The de-Broglie wavelength of an electron is the same as that of a 50 keV X-ray photon. The ratio of the energy of the photon to the kinetic energy of the electron is ( the energy equivalent of electron mass of 0.5 MeV)

To solve the problem, we need to find the ratio of the energy of a 50 keV X-ray photon to the kinetic energy of an electron whose de-Broglie wavelength is the same as that of the photon. ### Step-by-Step Solution: 1. **Determine the Energy of the Photon (E_p)**: The energy of the photon is given as 50 keV. \[ E_p = 50 \, \text{keV} = 50 \times 10^3 \, \text{eV} \] 2. **Calculate the de-Broglie Wavelength of the Photon**: The energy of a photon can be related to its wavelength using the equation: \[ E_p = \frac{hc}{\lambda} \] Rearranging this gives us: \[ \lambda = \frac{hc}{E_p} \] 3. **Substituting Values**: We know that \( h \) (Planck's constant) is approximately \( 4.1357 \times 10^{-15} \, \text{eV s} \) and \( c \) (speed of light) is approximately \( 3 \times 10^8 \, \text{m/s} \).
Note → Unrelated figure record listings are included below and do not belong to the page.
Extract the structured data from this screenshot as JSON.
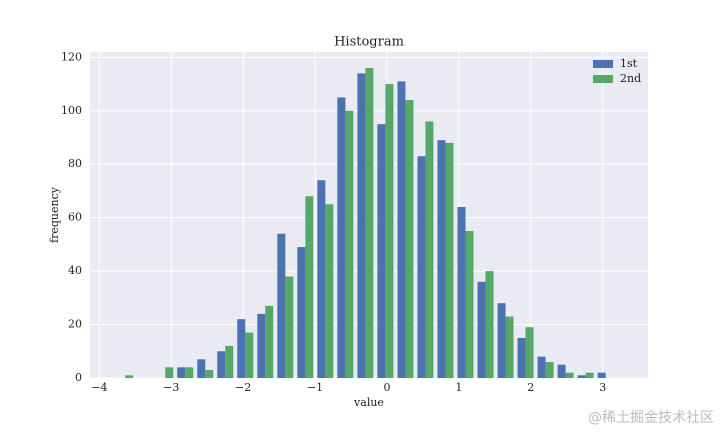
{
  "chart_data": {
    "type": "histogram",
    "title": "Histogram",
    "x_label": "value",
    "y_label": "frequency",
    "bins": [
      -3.78,
      -3.502,
      -3.223,
      -2.945,
      -2.666,
      -2.388,
      -2.11,
      -1.831,
      -1.553,
      -1.274,
      -0.996,
      -0.718,
      -0.439,
      -0.161,
      0.118,
      0.396,
      0.674,
      0.953,
      1.231,
      1.51,
      1.788,
      2.066,
      2.345,
      2.623,
      2.902,
      3.18
    ],
    "series": [
      {
        "name": "1st",
        "color": "#4c72b0",
        "values": [
          0,
          0,
          0,
          4,
          7,
          10,
          22,
          24,
          54,
          49,
          74,
          105,
          114,
          95,
          111,
          83,
          89,
          64,
          36,
          28,
          15,
          8,
          5,
          1,
          2
        ]
      },
      {
        "name": "2nd",
        "color": "#55a868",
        "values": [
          1,
          0,
          4,
          4,
          3,
          12,
          17,
          27,
          38,
          68,
          65,
          100,
          116,
          110,
          104,
          96,
          88,
          55,
          40,
          23,
          19,
          6,
          2,
          2,
          0
        ]
      }
    ],
    "xlim": [
      -4.13,
      3.63
    ],
    "ylim": [
      0,
      122
    ],
    "xticks": [
      {
        "value": -4,
        "label": "−4"
      },
      {
        "value": -3,
        "label": "−3"
      },
      {
        "value": -2,
        "label": "−2"
      },
      {
        "value": -1,
        "label": "−1"
      },
      0,
      1,
      2,
      3
    ],
    "yticks": [
      0,
      20,
      40,
      60,
      80,
      100,
      120
    ],
    "grid": true,
    "legend": "upper right",
    "background": "#eaeaf2",
    "watermark": "@稀土掘金技术社区"
  }
}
Therefore: \[ \lambda = \frac{(4.1357 \times 10^{-15} \, \text{eV s})(3 \times 10^8 \, \text{m/s})}{50 \times 10^3 \, \text{eV}} \] 4. **Calculate the Kinetic Energy of the Electron (K.E.)**: The de-Broglie wavelength for the electron is given by: \[ \lambda = \frac{h}{p} \] where \( p \) is the momentum of the electron. The kinetic energy of the electron can be expressed in terms of momentum: \[ K.E. = \frac{p^2}{2m} \] Substituting \( p = \frac{h}{\lambda} \): \[ K.E. = \frac{h^2}{2m\lambda^2} \] 5. **Finding the Ratio**: We need to find the ratio of the energy of the photon to the kinetic energy of the electron: \[ \text{Ratio} = \frac{E_p}{K.E.} \] Substituting the expressions we derived: \[ \text{Ratio} = \frac{E_p}{\frac{h^2}{2m\lambda^2}} = \frac{2m\lambda^2E_p}{h^2} \] 6. **Substituting the Known Values**: We know that the energy equivalent of the electron mass \( mc^2 \) is given as 0.5 MeV, which can be converted to eV: \[ mc^2 = 0.5 \times 10^6 \, \text{eV} \] Therefore, \( m \) can be expressed as: \[ m = \frac{0.5 \times 10^6}{c^2} \] 7. **Final Calculation**: Substitute the values into the ratio: \[ \text{Ratio} = \frac{2 \times (0.5 \times 10^6) \times \lambda^2 \times (50 \times 10^3)}{h^2} \] After simplification, we find that the ratio comes out to be: \[ \text{Ratio} = 20:1 \] ### Conclusion: Thus, the ratio of the energy of the photon to the kinetic energy of the electron is \( 20:1 \).